I was wondering last week if Google will block syncing on Chromium, following their plan to cut off the tap from Chrome’s internal APIs to third-party Chromium-based browsers.
And the answer is that yes, he will do it without any mercy and with strange excuses that are not supported by any side.
I did it – if you asked me – because it was not at all clear if that blocking third-party browsers also affected Chromium, since it is difficult to consider it as a third-party browser, when it comes to a direct compilation of the Chromium source code.
However, this situation has helped me to learn something that perhaps I should have been aware of from the beginning, and that is that for Google any compilation of Chromium that does not come from the company itself is considered a third-party browser.
However, the question in question was understandable for two other reasons as well: the first, the conditions set by Chromium’s policy regarding developments that use Chrome’s internal APIs, which have been shamelessly ignored by Google.
Google has the full power to change the terms of its products at will; what you cannot do is ignore them without changing them, because they affect many parts, as has happened in this case.
The second question
The second reason is, taking into account the previous one, that I read about this matter to the director of Engineering of Chrome, Jochen Eisinger, and his response was to transfer the question to “the respective maintainers”, implying that the decision could depend on them, that is, the person responsible for maintaining the Chromium package on each Linux distribution on which it is available.
Obviously, he was not honest, when days before he was already discussing the issue at hand with different maintainers.
The discussion that makes it clear can be found in Google groups and draws the attention of, among others, the irate response of the Chromium maintainer in Slackware, although he was not the only one to comment on the subject, which was debated in the development lists of major Linux distributions.
Some even consider the possibility of removing Chromium from the repositories, due to the loss of functionality that awaits it.
In Fedora, for example, the Chromium maintainer has removed the corresponding functions in advance of the final date, which will be March 15th.
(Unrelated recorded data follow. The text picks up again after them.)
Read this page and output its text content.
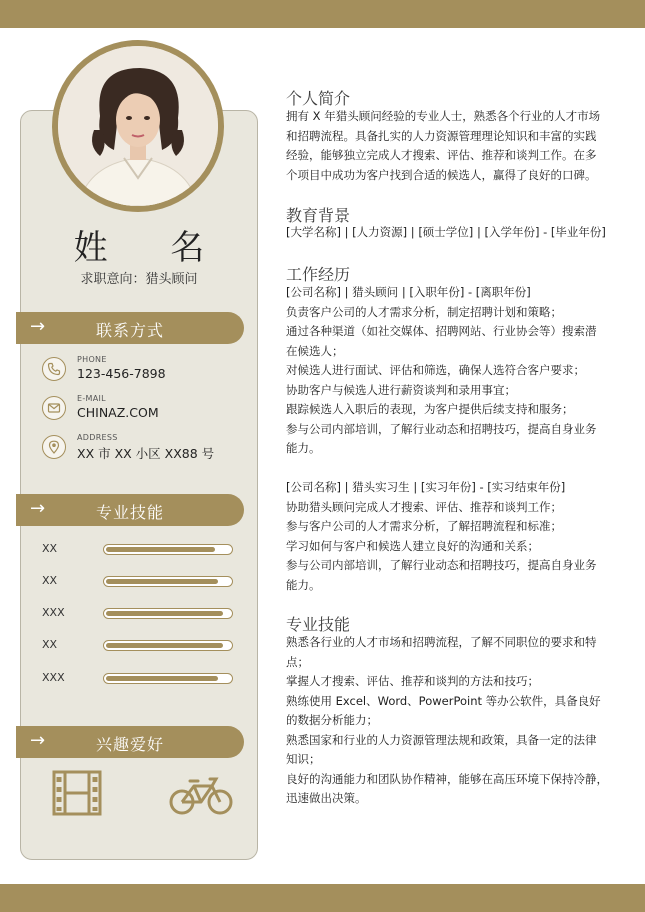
姓 名
求职意向：猎头顾问
→	联系方式
PHONE
123-456-7898
E-MAIL
CHINAZ.COM
ADDRESS
XX 市 XX 小区 XX88 号
→	专业技能
XX
XX
XXX
XX
XXX
→	兴趣爱好
个人简介
拥有 X 年猎头顾问经验的专业人士，熟悉各个行业的人才市场
和招聘流程。具备扎实的人力资源管理理论知识和丰富的实践
经验，能够独立完成人才搜索、评估、推荐和谈判工作。在多
个项目中成功为客户找到合适的候选人，赢得了良好的口碑。
教育背景
[大学名称] | [人力资源] | [硕士学位] | [入学年份] - [毕业年份]
工作经历
[公司名称] | 猎头顾问 | [入职年份] - [离职年份]
负责客户公司的人才需求分析，制定招聘计划和策略；
通过各种渠道（如社交媒体、招聘网站、行业协会等）搜索潜
在候选人；
对候选人进行面试、评估和筛选，确保人选符合客户要求；
协助客户与候选人进行薪资谈判和录用事宜；
跟踪候选人入职后的表现，为客户提供后续支持和服务；
参与公司内部培训，了解行业动态和招聘技巧，提高自身业务
能力。
[公司名称] | 猎头实习生 | [实习年份] - [实习结束年份]
协助猎头顾问完成人才搜索、评估、推荐和谈判工作；
参与客户公司的人才需求分析，了解招聘流程和标准；
学习如何与客户和候选人建立良好的沟通和关系；
参与公司内部培训，了解行业动态和招聘技巧，提高自身业务
能力。
专业技能
熟悉各行业的人才市场和招聘流程，了解不同职位的要求和特
点；
掌握人才搜索、评估、推荐和谈判的方法和技巧；
熟练使用 Excel、Word、PowerPoint 等办公软件，具备良好
的数据分析能力；
熟悉国家和行业的人力资源管理法规和政策，具备一定的法律
知识；
良好的沟通能力和团队协作精神，能够在高压环境下保持冷静，
迅速做出决策。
But he will keep the package, at least for now.
In other distributions there is still debate about what to do, because although Chromium will continue to be a functional browser, the loss of functionality that awaits it, it must be repeated, is going to be important.
What things Google stops sharing with the open source community
As of March 15, Chromium will lose the data synchronization function (bookmarks, history, passwords, etc.) with the Google account, as well as the page translation functions, the online spell checker, all integration with the services of Google that make use of internal APIs with or without extensions, such as Google Drive, Gogle Keep, Gogle Calendar, and several other things.
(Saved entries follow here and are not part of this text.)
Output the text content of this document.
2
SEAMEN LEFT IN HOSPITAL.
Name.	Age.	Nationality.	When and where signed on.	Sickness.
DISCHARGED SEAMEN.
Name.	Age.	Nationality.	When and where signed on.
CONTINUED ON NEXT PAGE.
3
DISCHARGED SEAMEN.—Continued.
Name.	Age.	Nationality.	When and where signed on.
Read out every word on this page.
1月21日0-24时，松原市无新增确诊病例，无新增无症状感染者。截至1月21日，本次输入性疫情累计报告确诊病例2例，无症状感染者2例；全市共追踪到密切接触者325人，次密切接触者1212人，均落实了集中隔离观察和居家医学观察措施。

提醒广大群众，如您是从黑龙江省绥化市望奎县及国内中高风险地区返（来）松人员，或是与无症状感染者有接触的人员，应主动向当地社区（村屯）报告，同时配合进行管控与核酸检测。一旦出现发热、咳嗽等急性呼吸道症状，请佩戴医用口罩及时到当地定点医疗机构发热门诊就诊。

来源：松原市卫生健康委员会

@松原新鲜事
A massive coating that will spell the end of Chromium as we knew it.
Because when we talked so far about Chromium on Linux, we were talking about an almost absolute clone of Chrome, with nuances: its multimedia support is not that good, but in exchange it is a 100% free browser, fully compatible with Chrome, its services and extensions – unlike the rest of derivatives – and with the option of eliminating all Google tracking of it or not, being able to synchronize data between devices, a very useful feature for those who use Chrome on Windows or Android.
Google abuses the community
As for the strange excuses that are not supported by any side, it should be noted because Google initially argued alleged abuses that could lead to security problems for the user, when the maintainers of Chromium on Linux have in more than one case using the same keys -the ones that give access to the APIs provided by Google- for a decade.
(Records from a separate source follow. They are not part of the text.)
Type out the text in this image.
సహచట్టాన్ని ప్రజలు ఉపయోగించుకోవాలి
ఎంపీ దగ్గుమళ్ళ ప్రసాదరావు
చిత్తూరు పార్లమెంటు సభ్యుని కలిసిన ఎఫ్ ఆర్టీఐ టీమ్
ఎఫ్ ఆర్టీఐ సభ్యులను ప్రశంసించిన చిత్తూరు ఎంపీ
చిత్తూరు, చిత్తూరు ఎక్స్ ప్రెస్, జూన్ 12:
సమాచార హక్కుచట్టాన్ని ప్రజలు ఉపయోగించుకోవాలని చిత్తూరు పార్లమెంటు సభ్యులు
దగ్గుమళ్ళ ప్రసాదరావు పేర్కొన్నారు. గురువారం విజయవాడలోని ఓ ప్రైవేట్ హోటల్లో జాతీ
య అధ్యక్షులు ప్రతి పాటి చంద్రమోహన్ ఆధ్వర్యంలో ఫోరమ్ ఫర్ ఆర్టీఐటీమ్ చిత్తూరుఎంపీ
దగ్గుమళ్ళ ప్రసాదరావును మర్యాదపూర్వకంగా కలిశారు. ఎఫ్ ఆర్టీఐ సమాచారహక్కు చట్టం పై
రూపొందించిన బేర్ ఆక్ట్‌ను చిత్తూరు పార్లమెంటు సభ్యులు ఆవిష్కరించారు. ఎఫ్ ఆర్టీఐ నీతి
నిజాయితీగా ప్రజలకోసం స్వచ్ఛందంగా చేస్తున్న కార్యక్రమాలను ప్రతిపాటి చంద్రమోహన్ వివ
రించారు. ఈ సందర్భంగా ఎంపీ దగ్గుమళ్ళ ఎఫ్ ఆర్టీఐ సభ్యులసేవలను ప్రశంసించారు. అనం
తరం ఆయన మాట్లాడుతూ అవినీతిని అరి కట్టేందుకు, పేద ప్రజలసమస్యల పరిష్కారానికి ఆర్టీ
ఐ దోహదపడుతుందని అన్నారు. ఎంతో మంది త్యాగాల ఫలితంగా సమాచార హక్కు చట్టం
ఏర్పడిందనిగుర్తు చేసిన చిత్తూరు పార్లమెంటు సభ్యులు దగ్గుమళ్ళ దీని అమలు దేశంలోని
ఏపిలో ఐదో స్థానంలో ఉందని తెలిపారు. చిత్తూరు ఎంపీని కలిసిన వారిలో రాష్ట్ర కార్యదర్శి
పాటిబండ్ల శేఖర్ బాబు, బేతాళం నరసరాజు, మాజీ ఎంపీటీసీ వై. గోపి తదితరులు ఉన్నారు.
Hence the anger that some have been caught.
There are even maintainers who consider the possibility of continuing to use their passwords to preserve said functions until Google restricts access to them, in the case of Arch Linux, whose maintainer advises that when the time comes it will remove the package from the repositories; and since these keys are still publicly accessible, make it easy for users who wish to do so by themselves, although it does not seem like a solution.
From Google they warn that they will not allow abuses in that sense.
In short, if you are a Chromium user on Linux and you use synchronization and other functions linked to Google services, forget about it. Either you go to Chrome or you look for an alternative.
Fortunately, there are plenty of them.